Die drohende spätneoliberale Kürzungsoffensive und Eingriffe in Arbeits-, Streik- und Sozialrechte werden den Druck auf eine Konvergenz der gesellschaftlichen Linken im weitesten Sinne erhöhen. Mithin bräuchte es eine Art Doppelstrategie der Hoffnung:
a) Angelehnt an Frankreich, die Bildung einer gesellschaftlichen Volksfront aller progressiven Kräfte (vgl. Balibar 2024; ein Parteienprojekt à la Rot-Rot-Grün ist mit der real-existierenden SPD und den Grünen undenkbar, sehr wohl aber mit enttäuschten Linken aus diesen Parteien), von Gewerkschaften über Sozialverbände, Umwelt- und Klimabewegung, Antifa und Antira bis zur kritischen Wissenschaft, die den sichtbaren Widerstand organisiert und ein überzeugendes Projekt mit gemeinsamen Minimalprogramm formuliert: rund um die Wiederherstellung einer resilienten sozialen Infrastruktur, den sozial-ökologischen Umbau von Wirtschaft und Gesellschaft und die Rückverteilung des gesellschaftlichen Reichtums (Candeias 2024). Die Volksfront ist notwendig, schon um den Prozess der Faschisierung unmittelbar etwas entgegenzusetzen, für eine solidarische und demokratische Lebensweise. Zu gefährlich wären sonst die Konsequenzen. Denn eine Regierung unter Merz mit seiner Agenda 2030 wird die Unzufriedenheit und den Aufstieg der AfD vermutlich weiterbefördern. Die Linke sollte vor diesem Hintergrund die verbindende Partei eines sozialen Antifaschismus werden. Die Demokratie kann nur von links verteidigt werden und die soziale Demokratie zu verteidigen gegen Merz/Weidel oder Trump/Musk heißt, für »wirkliche Demokratie« zu kämpfen.

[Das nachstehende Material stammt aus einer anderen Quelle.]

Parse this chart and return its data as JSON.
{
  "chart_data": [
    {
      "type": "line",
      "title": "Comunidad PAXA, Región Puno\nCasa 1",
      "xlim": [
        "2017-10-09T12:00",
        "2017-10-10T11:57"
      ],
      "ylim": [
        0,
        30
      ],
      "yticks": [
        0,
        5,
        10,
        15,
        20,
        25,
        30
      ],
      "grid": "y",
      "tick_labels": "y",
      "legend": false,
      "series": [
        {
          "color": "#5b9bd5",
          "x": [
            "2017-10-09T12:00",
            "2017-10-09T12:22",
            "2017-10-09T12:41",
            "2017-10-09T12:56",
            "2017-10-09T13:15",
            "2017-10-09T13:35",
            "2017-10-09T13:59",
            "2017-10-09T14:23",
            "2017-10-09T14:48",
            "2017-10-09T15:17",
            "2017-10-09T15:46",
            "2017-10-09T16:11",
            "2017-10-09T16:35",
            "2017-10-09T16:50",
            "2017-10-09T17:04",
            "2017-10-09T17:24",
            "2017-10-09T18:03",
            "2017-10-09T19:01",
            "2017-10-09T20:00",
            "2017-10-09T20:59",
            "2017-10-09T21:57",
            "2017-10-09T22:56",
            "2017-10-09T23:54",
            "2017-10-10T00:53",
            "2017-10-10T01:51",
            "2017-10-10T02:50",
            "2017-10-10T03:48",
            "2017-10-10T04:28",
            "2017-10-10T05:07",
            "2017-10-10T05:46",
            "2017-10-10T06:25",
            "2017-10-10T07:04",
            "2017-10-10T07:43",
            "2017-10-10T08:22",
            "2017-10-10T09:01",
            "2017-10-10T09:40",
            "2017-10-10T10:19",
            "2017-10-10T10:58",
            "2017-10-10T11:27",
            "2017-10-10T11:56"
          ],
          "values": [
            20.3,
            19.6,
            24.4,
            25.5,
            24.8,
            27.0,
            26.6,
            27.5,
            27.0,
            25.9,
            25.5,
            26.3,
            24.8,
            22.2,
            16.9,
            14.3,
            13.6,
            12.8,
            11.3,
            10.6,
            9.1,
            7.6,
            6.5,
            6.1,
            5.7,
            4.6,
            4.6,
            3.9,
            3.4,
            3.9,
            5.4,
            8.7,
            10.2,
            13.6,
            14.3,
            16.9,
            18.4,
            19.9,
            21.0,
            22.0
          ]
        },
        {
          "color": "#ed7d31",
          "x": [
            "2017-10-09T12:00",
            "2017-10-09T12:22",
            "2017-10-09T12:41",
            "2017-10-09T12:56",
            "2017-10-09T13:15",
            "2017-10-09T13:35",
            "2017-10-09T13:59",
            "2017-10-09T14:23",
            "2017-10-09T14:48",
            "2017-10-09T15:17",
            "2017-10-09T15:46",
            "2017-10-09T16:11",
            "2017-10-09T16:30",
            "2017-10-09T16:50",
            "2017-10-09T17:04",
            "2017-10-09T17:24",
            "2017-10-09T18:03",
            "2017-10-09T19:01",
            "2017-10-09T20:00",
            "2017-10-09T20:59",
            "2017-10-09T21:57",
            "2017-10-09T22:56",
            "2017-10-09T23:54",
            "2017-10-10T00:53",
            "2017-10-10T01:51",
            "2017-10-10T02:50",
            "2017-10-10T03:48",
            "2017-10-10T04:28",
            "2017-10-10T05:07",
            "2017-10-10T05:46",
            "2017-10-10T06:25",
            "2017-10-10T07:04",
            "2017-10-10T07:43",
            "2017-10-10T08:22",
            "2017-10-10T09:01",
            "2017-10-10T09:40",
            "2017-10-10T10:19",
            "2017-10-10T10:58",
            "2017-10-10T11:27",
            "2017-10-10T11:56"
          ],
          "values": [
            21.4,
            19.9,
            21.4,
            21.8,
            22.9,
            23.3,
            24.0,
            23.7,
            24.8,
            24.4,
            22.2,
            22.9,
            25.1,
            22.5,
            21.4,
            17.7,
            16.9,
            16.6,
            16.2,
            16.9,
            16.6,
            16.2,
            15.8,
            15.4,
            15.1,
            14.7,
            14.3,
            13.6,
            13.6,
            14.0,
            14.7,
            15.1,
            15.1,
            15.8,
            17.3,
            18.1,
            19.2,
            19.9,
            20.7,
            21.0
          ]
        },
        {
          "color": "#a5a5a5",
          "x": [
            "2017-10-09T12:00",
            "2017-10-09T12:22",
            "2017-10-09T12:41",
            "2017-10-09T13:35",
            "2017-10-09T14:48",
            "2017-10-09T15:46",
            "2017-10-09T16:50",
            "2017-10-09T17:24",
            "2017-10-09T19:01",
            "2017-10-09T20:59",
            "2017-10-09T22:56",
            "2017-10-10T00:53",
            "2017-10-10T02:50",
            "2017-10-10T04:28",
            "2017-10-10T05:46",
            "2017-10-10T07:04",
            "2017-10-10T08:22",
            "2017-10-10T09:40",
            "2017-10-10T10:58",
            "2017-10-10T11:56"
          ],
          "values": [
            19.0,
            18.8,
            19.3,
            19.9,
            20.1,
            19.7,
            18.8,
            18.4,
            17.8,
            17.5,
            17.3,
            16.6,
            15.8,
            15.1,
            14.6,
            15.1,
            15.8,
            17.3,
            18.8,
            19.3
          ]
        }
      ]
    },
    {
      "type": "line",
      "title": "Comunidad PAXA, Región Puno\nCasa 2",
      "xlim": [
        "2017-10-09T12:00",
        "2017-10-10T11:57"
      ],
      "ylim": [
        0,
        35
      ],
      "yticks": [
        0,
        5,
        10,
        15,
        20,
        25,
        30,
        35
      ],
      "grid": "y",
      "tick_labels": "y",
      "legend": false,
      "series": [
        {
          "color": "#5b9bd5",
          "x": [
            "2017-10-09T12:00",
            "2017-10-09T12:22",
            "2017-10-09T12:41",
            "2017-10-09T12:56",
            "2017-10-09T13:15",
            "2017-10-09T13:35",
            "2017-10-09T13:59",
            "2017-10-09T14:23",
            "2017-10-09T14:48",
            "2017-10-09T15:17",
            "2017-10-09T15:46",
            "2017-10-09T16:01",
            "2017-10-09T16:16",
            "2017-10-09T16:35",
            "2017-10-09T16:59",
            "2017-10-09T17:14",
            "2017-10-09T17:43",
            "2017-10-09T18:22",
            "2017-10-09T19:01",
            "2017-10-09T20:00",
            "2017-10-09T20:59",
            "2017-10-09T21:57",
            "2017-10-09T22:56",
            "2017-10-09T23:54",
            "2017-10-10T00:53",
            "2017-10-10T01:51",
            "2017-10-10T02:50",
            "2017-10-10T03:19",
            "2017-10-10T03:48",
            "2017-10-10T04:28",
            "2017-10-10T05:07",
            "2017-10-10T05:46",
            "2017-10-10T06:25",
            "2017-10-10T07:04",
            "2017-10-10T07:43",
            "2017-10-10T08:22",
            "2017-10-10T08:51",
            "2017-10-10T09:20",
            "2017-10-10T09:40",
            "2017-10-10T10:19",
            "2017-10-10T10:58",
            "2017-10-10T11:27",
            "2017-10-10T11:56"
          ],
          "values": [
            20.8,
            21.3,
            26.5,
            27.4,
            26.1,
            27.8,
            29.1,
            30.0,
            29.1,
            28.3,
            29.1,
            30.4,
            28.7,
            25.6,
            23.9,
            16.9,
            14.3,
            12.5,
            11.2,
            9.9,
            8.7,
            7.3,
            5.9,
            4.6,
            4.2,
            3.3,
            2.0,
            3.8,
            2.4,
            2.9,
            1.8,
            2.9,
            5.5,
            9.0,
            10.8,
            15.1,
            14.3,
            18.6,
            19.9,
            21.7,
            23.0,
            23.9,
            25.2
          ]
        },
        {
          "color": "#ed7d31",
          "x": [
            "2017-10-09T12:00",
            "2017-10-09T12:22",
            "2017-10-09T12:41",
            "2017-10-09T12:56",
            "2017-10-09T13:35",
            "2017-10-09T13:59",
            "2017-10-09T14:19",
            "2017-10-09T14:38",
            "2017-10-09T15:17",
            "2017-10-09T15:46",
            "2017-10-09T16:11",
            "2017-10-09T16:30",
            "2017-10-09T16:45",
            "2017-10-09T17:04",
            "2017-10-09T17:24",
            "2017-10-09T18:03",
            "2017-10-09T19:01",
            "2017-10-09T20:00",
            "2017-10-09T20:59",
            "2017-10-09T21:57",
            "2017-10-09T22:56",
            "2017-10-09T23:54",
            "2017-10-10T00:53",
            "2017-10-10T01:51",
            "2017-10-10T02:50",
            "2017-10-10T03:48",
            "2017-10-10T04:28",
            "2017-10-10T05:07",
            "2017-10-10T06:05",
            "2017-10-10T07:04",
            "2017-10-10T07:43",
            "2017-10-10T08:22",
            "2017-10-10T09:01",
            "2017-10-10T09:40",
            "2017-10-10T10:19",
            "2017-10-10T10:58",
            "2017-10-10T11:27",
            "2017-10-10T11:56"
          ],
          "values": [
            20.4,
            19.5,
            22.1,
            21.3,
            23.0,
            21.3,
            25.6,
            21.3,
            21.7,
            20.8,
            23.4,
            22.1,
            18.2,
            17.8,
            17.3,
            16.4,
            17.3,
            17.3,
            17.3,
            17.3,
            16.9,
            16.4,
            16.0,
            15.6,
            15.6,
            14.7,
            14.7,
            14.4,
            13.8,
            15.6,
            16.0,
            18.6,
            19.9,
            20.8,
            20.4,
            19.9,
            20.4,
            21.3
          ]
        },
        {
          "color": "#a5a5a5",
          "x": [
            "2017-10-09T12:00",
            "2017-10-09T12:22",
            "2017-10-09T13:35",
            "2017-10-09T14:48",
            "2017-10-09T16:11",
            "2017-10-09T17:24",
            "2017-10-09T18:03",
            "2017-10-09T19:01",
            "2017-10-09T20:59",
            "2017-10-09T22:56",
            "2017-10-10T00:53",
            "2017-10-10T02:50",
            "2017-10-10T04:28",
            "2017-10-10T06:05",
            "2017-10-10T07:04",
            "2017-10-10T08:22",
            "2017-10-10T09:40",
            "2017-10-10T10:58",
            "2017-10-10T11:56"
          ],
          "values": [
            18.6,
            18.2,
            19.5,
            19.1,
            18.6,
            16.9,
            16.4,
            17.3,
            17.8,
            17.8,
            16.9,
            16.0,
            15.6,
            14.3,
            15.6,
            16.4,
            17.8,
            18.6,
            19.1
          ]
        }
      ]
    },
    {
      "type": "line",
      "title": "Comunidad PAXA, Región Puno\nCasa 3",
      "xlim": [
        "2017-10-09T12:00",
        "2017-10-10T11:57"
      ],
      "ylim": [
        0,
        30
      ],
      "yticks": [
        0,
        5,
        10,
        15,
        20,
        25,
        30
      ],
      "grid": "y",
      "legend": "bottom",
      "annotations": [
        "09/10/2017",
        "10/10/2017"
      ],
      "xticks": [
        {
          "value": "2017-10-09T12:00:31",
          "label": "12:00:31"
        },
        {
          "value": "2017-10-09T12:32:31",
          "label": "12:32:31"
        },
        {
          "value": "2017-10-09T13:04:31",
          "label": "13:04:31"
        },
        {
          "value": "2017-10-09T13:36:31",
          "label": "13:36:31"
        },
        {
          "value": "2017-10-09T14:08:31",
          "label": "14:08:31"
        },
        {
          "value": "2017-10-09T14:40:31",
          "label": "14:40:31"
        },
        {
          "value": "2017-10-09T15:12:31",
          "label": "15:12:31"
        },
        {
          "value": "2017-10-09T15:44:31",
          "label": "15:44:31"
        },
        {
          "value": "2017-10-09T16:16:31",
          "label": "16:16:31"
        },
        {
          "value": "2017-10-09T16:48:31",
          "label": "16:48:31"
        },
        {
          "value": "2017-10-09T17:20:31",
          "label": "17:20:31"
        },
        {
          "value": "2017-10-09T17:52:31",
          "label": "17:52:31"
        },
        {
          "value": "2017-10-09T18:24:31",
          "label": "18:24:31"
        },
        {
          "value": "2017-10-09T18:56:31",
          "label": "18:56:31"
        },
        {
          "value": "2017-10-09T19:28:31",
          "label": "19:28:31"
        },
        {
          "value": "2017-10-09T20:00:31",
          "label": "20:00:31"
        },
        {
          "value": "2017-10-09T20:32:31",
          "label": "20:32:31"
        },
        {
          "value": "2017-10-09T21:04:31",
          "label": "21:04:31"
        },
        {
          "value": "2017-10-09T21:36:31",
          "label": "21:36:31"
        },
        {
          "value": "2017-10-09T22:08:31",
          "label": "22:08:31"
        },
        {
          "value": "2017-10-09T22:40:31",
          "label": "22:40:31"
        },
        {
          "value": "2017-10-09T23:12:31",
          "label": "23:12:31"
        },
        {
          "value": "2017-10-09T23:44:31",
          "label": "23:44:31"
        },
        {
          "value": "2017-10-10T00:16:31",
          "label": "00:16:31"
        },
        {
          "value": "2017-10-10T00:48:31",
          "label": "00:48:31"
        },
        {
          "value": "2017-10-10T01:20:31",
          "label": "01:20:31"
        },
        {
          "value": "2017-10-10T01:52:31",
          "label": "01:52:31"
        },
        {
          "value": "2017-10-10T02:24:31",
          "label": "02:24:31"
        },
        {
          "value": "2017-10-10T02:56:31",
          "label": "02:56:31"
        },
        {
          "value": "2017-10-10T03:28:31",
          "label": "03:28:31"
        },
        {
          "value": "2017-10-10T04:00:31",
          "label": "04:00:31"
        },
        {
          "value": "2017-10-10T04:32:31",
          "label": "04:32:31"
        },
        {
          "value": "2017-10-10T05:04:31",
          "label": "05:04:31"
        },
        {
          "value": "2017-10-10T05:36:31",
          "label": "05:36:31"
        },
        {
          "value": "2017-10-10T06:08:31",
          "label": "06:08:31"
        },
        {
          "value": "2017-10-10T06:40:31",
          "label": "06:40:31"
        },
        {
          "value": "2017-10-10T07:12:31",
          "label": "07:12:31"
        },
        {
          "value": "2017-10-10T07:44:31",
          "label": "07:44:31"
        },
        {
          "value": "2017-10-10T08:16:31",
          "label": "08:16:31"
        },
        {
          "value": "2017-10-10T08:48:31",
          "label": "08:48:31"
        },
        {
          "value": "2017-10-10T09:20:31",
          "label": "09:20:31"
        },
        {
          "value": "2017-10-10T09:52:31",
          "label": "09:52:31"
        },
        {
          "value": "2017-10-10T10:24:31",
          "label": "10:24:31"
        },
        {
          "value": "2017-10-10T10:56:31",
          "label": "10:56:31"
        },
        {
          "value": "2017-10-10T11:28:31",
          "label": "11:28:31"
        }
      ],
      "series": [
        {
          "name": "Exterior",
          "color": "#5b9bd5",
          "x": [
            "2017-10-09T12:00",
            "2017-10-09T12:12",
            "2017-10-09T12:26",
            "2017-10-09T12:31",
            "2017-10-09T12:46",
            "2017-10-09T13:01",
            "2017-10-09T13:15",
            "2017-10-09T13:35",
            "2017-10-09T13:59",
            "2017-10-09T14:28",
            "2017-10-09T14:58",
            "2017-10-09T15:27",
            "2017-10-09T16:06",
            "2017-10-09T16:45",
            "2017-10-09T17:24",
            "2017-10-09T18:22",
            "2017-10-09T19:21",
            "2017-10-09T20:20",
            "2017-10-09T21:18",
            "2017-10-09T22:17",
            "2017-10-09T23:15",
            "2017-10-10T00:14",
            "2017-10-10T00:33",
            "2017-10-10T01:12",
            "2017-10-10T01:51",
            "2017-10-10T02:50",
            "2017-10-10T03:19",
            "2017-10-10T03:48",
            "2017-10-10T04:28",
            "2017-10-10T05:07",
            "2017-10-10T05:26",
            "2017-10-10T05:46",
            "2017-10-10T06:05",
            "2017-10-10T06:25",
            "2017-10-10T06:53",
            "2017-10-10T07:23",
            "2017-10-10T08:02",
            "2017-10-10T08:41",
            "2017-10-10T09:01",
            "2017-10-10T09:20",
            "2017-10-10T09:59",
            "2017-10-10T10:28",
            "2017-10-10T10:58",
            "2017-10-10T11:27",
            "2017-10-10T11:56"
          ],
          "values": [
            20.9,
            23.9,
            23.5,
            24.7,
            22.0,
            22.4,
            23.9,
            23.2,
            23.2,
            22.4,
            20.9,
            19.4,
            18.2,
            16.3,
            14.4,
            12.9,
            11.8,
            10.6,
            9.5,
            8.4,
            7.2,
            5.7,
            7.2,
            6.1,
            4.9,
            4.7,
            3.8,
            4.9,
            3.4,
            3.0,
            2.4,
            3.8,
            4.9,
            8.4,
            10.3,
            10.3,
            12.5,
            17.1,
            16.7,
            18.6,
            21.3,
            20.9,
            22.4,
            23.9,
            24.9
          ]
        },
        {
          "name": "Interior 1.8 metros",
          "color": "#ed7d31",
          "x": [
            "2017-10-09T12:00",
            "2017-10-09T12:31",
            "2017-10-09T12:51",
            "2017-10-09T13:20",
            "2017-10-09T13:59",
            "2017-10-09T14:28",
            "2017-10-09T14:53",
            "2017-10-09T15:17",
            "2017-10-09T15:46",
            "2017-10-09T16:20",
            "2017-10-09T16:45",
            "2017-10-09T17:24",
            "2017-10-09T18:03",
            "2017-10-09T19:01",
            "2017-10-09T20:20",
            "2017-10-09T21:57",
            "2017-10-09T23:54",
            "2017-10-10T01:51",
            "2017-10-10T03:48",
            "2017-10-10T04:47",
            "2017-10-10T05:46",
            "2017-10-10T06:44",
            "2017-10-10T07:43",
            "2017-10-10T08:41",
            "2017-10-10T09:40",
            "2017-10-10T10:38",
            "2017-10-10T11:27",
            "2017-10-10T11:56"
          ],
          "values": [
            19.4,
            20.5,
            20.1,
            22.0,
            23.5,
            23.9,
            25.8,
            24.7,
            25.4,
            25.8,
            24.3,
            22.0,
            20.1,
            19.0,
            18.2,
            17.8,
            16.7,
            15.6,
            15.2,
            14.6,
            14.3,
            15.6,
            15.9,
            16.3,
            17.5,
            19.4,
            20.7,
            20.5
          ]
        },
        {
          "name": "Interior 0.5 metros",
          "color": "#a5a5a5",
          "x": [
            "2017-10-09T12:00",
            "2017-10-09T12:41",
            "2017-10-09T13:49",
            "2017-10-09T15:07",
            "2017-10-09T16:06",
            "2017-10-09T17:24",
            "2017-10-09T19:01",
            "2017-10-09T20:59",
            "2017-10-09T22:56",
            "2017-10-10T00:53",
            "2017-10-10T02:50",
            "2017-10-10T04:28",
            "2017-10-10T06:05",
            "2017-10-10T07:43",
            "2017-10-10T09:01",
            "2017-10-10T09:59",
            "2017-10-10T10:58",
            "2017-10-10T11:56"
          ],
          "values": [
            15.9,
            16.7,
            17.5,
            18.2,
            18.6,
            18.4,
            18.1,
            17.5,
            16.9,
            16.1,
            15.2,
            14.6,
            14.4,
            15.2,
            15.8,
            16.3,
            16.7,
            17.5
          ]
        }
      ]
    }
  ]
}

b) Es braucht einen offensiven und antagonistischen Pol der Hoffnung, eine Art »Transformationslinke« (Candeias 2016), die einen Rückfall der Volksfront in Politiken eines progressiven Neoliberalismus und ökologischer Modernisierung verhindert, die zur düsteren Situation beigetragen haben. Gemeint sind Die Linke und linke Kräfte, die die Ursachen der Entwicklungen benennen, klare Gegner adressieren, mit klassenpolitischen, sozial-ökologischem Populismus eigenständig Sichtbarkeit erzeugen und dafür organisieren. Ein Pol der Hoffnung, der auch eine Zukunft jenseits der düsteren Verhältnisse wieder denkbar werden lässt – untrennbar verbunden mit einer sozialistischen Perspektive. Letzteres nicht nur als Fernziel, sondern als politische Praxis im doppelten Sinne: Zum einen, weil Eigentumsfragen, Vergesellschaftung und Demokratisierung von Entscheidungen in Politik und Ökonomie zentral sind für oben genannte Ziele (Candeias 2019). Zum anderen, weil uns die Zeit davonrennt (Candeias 2022). Die Notwendigkeit, schnelle strukturelle Veränderungen unter Zeitdruck herbeizuführen, macht Elemente partizipativer Planungsprozesse auf unterschiedlichen Ebenen nötig. Ohne Zweifel wird die öffentliche Hand mit stärkerer Regulierung und Investitionsplanung, mit der Aufwertung öffentlicher Unternehmen und mehr öffentlichem Eigentum sowie einer stärkeren Innovationspolitik eine größere Rolle spielen müssen – aber im Sinne echter Wirtschaftsdemokratie mit Beteiligung der Vielen. Solche Planungskapazitäten müssen erst (wieder)aufgebaut werden. Wir müssen uns fragen, was und wie wir noch produzieren können und zu welchem Zweck. Wir müssen fragen: Was brauchen wir zum Überleben und für ein gutes Leben für alle? Aufgaben einer Transformationslinken.
Übersetzt könnten das Strategien der Hoffnung werden, die trotz erwartbarer Angriffe und multipler Krisen Solidarität erfahrbar machen, eine Art linker Resilienz ausbilden, für den langen Atem des Aufbaus einer anderen Gesellschaft jenseits des Kapitalismus.